Despite explaining his circumstances and the purpose of the appointment over the phone, when he went to his appointment, the financial aid office redirected Benavides to Student Finance, an entity independent of the financial aid office that tracks and calculates student accounts.

Benavides went to Student Finance on three separate occasions to figure out what he owed so that he could fix his 9PAY installments and get back on track. However, when he ran through the numbers with an administrator, he received two different estimates, adding to his stress and anxiety.

Throughout the process, he alternated between the two offices multiple times based on the questions he had. With all the discrepancies, confusion and stress, Benavides broke down outside the Rebecca Crown Center, crying for help.

“I ended up being in a bureaucratic web of sorts that confused me, especially as someone who didn’t have the experience talking to people about financial aid,” Benavides says.

In addition to the account issues, he discovered that his family’s health insurance didn’t properly cover him in Evanston, so he needed to enroll in the NU-SHIP (even though it was past the enrollment deadline) and apply for a grant called the Student Emergency and Essential Needs Fund (SEEN) to cover those costs.
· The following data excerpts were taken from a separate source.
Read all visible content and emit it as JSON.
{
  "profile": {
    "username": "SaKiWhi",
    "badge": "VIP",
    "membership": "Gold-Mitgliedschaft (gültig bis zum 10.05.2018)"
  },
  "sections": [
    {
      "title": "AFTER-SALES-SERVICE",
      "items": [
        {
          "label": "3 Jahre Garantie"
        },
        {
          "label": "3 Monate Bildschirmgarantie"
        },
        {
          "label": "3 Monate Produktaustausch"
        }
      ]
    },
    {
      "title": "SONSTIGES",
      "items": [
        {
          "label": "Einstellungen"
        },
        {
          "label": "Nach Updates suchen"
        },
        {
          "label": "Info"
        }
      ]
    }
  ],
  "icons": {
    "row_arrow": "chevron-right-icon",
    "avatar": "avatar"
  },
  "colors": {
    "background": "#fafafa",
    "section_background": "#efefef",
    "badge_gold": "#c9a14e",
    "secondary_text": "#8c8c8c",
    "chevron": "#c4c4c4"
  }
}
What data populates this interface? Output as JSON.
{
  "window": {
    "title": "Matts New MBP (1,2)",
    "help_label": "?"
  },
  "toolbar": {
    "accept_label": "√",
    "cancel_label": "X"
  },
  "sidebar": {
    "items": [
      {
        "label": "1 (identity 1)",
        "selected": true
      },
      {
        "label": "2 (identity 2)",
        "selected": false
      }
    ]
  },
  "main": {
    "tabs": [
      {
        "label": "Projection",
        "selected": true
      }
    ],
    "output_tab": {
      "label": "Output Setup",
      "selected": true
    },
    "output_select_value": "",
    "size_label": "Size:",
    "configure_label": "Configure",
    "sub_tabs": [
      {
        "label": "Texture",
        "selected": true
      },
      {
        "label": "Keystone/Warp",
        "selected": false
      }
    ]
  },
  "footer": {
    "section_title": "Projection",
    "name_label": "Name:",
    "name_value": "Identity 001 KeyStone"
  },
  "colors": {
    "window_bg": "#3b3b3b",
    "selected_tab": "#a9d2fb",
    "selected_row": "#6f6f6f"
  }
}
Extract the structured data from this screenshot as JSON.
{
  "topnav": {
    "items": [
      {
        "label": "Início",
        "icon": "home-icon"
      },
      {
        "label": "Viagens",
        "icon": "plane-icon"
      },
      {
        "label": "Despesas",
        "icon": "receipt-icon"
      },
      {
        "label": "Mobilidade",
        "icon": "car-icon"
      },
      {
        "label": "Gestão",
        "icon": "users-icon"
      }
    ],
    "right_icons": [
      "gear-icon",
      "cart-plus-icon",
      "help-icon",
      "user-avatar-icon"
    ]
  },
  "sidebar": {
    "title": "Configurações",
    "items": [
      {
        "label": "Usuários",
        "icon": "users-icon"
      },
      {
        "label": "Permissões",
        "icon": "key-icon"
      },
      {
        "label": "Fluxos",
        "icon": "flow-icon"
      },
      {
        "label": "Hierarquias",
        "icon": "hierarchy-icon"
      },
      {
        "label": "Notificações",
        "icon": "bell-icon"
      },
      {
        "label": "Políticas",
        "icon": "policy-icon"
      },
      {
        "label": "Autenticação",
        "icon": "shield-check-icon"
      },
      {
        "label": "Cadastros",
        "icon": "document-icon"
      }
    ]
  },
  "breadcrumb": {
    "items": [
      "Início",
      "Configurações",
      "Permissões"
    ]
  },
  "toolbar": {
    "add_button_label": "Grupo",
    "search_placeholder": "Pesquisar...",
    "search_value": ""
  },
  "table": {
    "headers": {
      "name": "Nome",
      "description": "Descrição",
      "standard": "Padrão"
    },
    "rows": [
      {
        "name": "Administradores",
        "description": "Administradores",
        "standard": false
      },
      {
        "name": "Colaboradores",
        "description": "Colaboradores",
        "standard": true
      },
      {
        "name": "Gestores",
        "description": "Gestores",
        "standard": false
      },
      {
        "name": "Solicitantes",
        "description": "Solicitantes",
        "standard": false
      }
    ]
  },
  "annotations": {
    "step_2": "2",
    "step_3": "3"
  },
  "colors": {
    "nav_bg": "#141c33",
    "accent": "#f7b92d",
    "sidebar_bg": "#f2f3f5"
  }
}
Though he received insurance coverage within a month, the process took a toll on Benavides.

“That first quarter is a critical quarter for all Northwestern students, and no Northwestern student should come to campus and then get their head wrapped in all this terminology and aid that they don’t understand,” Benavides says. “They already have classes and social lives and are adjusting to a new environment.”

Benavides says that all of these issues would have been easier to deal with if they were handled under one office. For FGLI students specifically, Benavides says that they have to deal with a cultural barrier that the rest of the student body doesn’t have to worry about, making it difficult to navigate all of these different offices.

In Benavides’s experience, FGLI students don’t have the same knowledge and capital to demand the administration’s attention, so he says that the ombuds office was a good first step to help FGLI students hold people in power accountable. But he says they still have to prove themselves.

“There’s been a lot of talk about FGLI, but there needs to be more action to back that up,” Benavides says.